Saturday, February 07, 2015

Digital Preservation Coalition publishes ‘OAIS Introductory Guide (2nd Edition)’ Technology Watch Report

Digital Preservation Coalition publishes ‘OAIS Introductory Guide (2nd Edition)’ Technology Watch Report. Brian Lavoie.  Digital Preservation Coalition. Watch Report. October, 2014. [PDF]

The report describes the OAIS, its core principles and functional elements, as well as the information model which support long-term preservation, access and understandability of data. The OAIS reference model was approved in 2002 and revised and updated in 2012. Perhaps “the most important achievement of the OAIS is that it has become almost universally accepted as the lingua franca of digital preservation”.

The central concept in the reference model is that of an open archival information system. An OAIS-type archive must meet a set of six minimum responsibilities to do with the ingest, preservation, and dissemination of archived materials: Ingest, Archival Storage, Data Management, Preservation Planning, Access, and Administration. There are also Common Services, which consist of basic computing and networking resources.

An OAIS-type archive references three types of entities: Management, Producer, and Consumer, which includes the Designated Community: consumers expected to independently understand the archived information in the form in which it is preserved and made available by the OAIS. This is a  framework to encourage dialogue and collaboration among participants in standards-building activities, as well as identifying areas most likely to benefit from standards development.

An OAIS-type archive is expected to:
  • Negotiate for and accept appropriate information from information producers;
  • Obtain sufficient control of the information in order to meet long-term preservation objectives;
  • Determine the scope of the archive’s user community;
  • Ensure the preserved information is independently understandable to the user community
  • Follow documented policies and procedures to ensure the information is preserved against all reasonable contingencies
  • Make the preserved information available to the user community, and enable dissemination of authenticated
An OAIS should be committed to making the contents of its archival store available to its intended user community, through access mechanisms and services which support users’ needs and requirements. Such requirements may include preferred medium, access channels, and any access restrictions should be clearly documented.

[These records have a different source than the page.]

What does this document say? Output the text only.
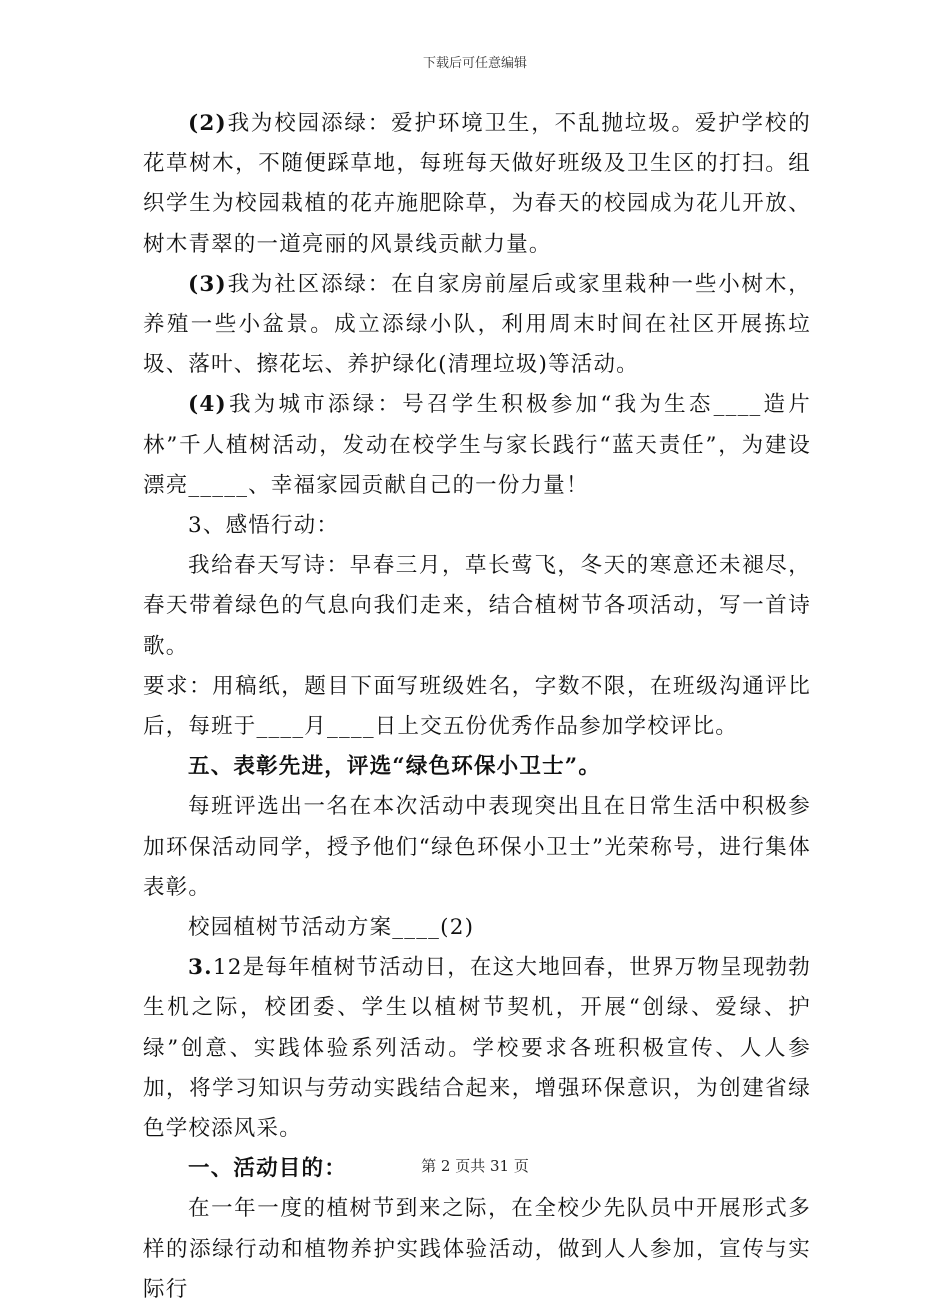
下载后可任意编辑

(2)我为校园添绿：爱护环境卫生，不乱抛垃圾。爱护学校的花草树木，不随便踩草地，每班每天做好班级及卫生区的打扫。组织学生为校园栽植的花卉施肥除草，为春天的校园成为花儿开放、树木青翠的一道亮丽的风景线贡献力量。

(3)我为社区添绿：在自家房前屋后或家里栽种一些小树木，养殖一些小盆景。成立添绿小队，利用周末时间在社区开展拣垃圾、落叶、擦花坛、养护绿化(清理垃圾)等活动。

(4)我为城市添绿：号召学生积极参加“我为生态____造片林”千人植树活动，发动在校学生与家长践行“蓝天责任”，为建设漂亮_____、幸福家园贡献自己的一份力量！

3、感悟行动：

我给春天写诗：早春三月，草长莺飞，冬天的寒意还未褪尽，春天带着绿色的气息向我们走来，结合植树节各项活动，写一首诗歌。

要求：用稿纸，题目下面写班级姓名，字数不限，在班级沟通评比后，每班于____月____日上交五份优秀作品参加学校评比。

五、表彰先进，评选“绿色环保小卫士”。

每班评选出一名在本次活动中表现突出且在日常生活中积极参加环保活动同学，授予他们“绿色环保小卫士”光荣称号，进行集体表彰。

校园植树节活动方案____(2)

3.12是每年植树节活动日，在这大地回春，世界万物呈现勃勃生机之际，校团委、学生以植树节契机，开展“创绿、爱绿、护绿”创意、实践体验系列活动。学校要求各班积极宣传、人人参加，将学习知识与劳动实践结合起来，增强环保意识，为创建省绿色学校添风采。

一、活动目的：

在一年一度的植树节到来之际，在全校少先队员中开展形式多样的添绿行动和植物养护实践体验活动，做到人人参加，宣传与实际行

第 2 页共 31 页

 The OAIS information model is built around the concept of an information package, which includes: the Submission Information Package, the Archival Information Package, and the Dissemination Information Package. Preservation requires metadata to support and document the OAIS’s preservation processes, called Preservation Description Information, which ‘is specifically focused on describing the past and present states of the Content Information, ensuring that it is uniquely identifiable, and ensuring it has not been unknowingly altered’. The information consists of:
  • Reference Information (identifiers)
  • Context Information (describes relationships among information and objects)
  • Provenance Information (history of the content over time)
  • Fixity Information (verifying authenticity)
  • Access Rights Information (conditions or restrictions)
OAIS is a model and not an implementation. It does not address system architectures, storage or processing technologies, database design, computing platforms, or other technical details of setting up a functioning archival system. But it has been used as a foundation or starting point. Efforts, such as TRAC, have been made to put the attributes of a trusted digital archive into a ‘checklist’ that could be used to support a certification process. PREMIS is a preservation metadata initiative that has emerged as the de facto standard. METS, and XML based  document form, has become widely used for encoding OAIS archival information packages.

The ‘OAIS reference model provides a solid theoretical basis for digital preservation efforts, though theory and practice can sometimes have an uneasy fit.’